William Chris Vineyard has a charming tasting room annexed to the original farmhouse. Their non-vintage Cabernet Franc was outstanding as was their Mandola Estate blend of Italian varietals
For white wines, Lost Draw Winery in Fredericksburg is doing good things with Albarino and Viognier.
We also tasted at Hye Meadow, Texas Hills Vineyard, Compass Rose, Chisholm Trail Winery, Becker Vineyards, and Torre di Pietra.

Many wineries in the area are weekend destinations with large, busy tasting rooms, attractive grounds, and food service to complement their wines. Although most wineries have vineyards on site, production in Texas Hill Country is too small to fill demand and most of their grapes are grown on the Northern plains.

No wine region can be successful without restaurants to satisfy the hordes of wine lovers in further need of flavor. Fredericksburg has a wealth of options. Cabernet Grill and Navajo Grill are noted for their upscale wine-country fare. But we tend to seek out unique and distinctive regional foods when possible. Of course, if you’re visiting Texas you are morally obligated to hunt down the best smoked brisket, and Fredericksburg has one of the top options—Cranky Frank’s BBQ. Frank didn’t seem so cranky; in fact he was quite pleasant. This is a real hole-in-the-wall. The sides won’t remind you of the French Laundry, or even Mom’s best effort, but the brisket (marbled of course) is fork tender and smoky with a gorgeous bark—it’s the real deal. They are only open from 11-2.

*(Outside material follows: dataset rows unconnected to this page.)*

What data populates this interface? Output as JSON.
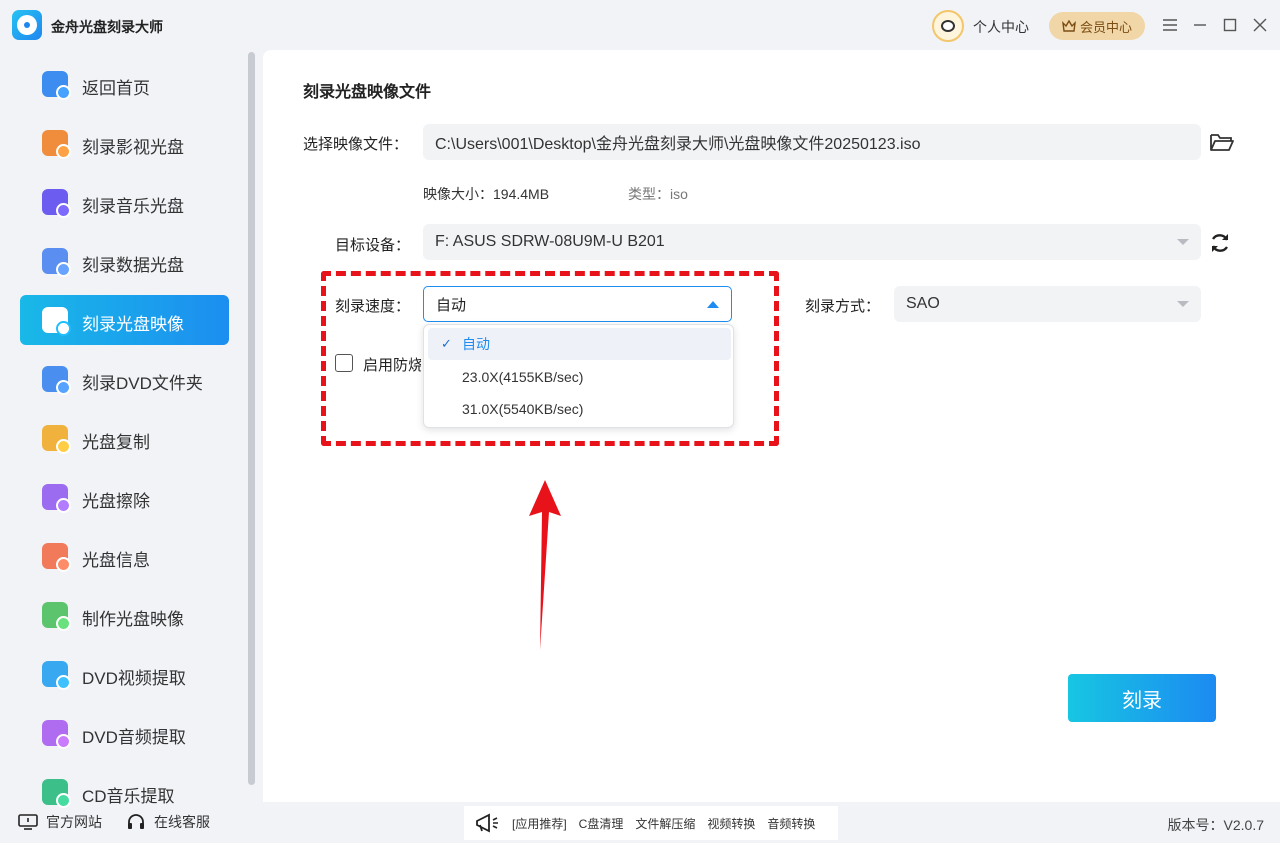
{
  "app": {
    "title": "金舟光盘刻录大师"
  },
  "header": {
    "user_center": "个人中心",
    "vip_center": "会员中心"
  },
  "sidebar": {
    "items": [
      {
        "label": "返回首页",
        "icon": "home-icon",
        "color": "#3d8cf0"
      },
      {
        "label": "刻录影视光盘",
        "icon": "video-disc-icon",
        "color": "#f08d3d"
      },
      {
        "label": "刻录音乐光盘",
        "icon": "music-disc-icon",
        "color": "#6d5cf0"
      },
      {
        "label": "刻录数据光盘",
        "icon": "data-disc-icon",
        "color": "#5a8ef0"
      },
      {
        "label": "刻录光盘映像",
        "icon": "disc-image-icon",
        "color": "#ffffff",
        "active": true
      },
      {
        "label": "刻录DVD文件夹",
        "icon": "dvd-folder-icon",
        "color": "#4a8ef0"
      },
      {
        "label": "光盘复制",
        "icon": "disc-copy-icon",
        "color": "#f0b23d"
      },
      {
        "label": "光盘擦除",
        "icon": "disc-erase-icon",
        "color": "#9b6cf0"
      },
      {
        "label": "光盘信息",
        "icon": "disc-info-icon",
        "color": "#f07a5a"
      },
      {
        "label": "制作光盘映像",
        "icon": "make-image-icon",
        "color": "#5cc46d"
      },
      {
        "label": "DVD视频提取",
        "icon": "dvd-video-extract-icon",
        "color": "#38a8f0"
      },
      {
        "label": "DVD音频提取",
        "icon": "dvd-audio-extract-icon",
        "color": "#b06cf0"
      },
      {
        "label": "CD音乐提取",
        "icon": "cd-music-extract-icon",
        "color": "#3dbf8a"
      }
    ]
  },
  "footer": {
    "website": "官方网站",
    "support": "在线客服",
    "links": [
      "[应用推荐]",
      "C盘清理",
      "文件解压缩",
      "视频转换",
      "音频转换"
    ],
    "version": "版本号：V2.0.7"
  },
  "main": {
    "title": "刻录光盘映像文件",
    "file_label": "选择映像文件：",
    "file_path": "C:\\Users\\001\\Desktop\\金舟光盘刻录大师\\光盘映像文件20250123.iso",
    "size_key": "映像大小：",
    "size_value": "194.4MB",
    "type_key": "类型：",
    "type_value": "iso",
    "device_label": "目标设备：",
    "device_value": "F: ASUS SDRW-08U9M-U B201",
    "speed_label": "刻录速度：",
    "speed_value": "自动",
    "speed_options": [
      "自动",
      "23.0X(4155KB/sec)",
      "31.0X(5540KB/sec)"
    ],
    "mode_label": "刻录方式：",
    "mode_value": "SAO",
    "checkbox_label": "启用防烧",
    "burn_button": "刻录"
  },
  "colors": {
    "accent": "#1f8cf0",
    "highlight": "#e8131a"
  }
}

Another Texas icon is just a 20 minute drive from Fredericksburg. Alamo Springs Cafe is reputed to have one of the best burgers in Texas (#3 according to the Texas Monthly) and it is quite a burger. The hand-pressed patty is Texas-size and juicy and there are plenty of options for condiments. I highly recommended the cheeseburger smothered in roasted green chilis. The house-made potato chips are a nice touch. For burger hounds this is a must visit.

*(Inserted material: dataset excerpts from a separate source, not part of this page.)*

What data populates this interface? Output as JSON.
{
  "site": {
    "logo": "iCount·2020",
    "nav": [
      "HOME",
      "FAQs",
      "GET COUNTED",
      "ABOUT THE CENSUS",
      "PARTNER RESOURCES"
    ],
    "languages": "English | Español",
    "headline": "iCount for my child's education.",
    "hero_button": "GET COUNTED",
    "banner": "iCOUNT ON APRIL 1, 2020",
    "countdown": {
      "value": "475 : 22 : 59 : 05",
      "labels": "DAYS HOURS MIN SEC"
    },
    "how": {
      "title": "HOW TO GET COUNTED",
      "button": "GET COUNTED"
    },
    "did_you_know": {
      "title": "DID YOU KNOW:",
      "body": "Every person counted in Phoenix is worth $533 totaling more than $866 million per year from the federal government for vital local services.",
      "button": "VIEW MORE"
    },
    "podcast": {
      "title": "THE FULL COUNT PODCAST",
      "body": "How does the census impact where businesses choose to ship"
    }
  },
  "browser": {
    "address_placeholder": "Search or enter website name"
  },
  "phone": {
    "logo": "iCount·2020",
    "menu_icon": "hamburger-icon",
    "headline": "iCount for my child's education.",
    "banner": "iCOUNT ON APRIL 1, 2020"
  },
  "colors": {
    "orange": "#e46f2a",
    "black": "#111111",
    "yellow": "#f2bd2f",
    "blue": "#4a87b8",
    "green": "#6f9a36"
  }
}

Fredericksburg was settled by Germans and it strives to keep its German heritage alive. There are several German-style beer gardens that serve a few German dishes along with Texas fare but we wanted a full menu of German dishes. Der Lindenbaum fits that bill with several versions of schnitzel, sauerbraten, German sausages and pork dishes with traditional German sauces, all served in a quaintly old-world atmosphere, and with a decent German beer list as well. Do not, I repeat, do not miss the desserts. The German chocolate cake was straight out of Bavaria.
For the wine tourist there is plenty to like about Texas Hill Country. The countryside is pretty, the wines improving in quality, and the food choices excellent.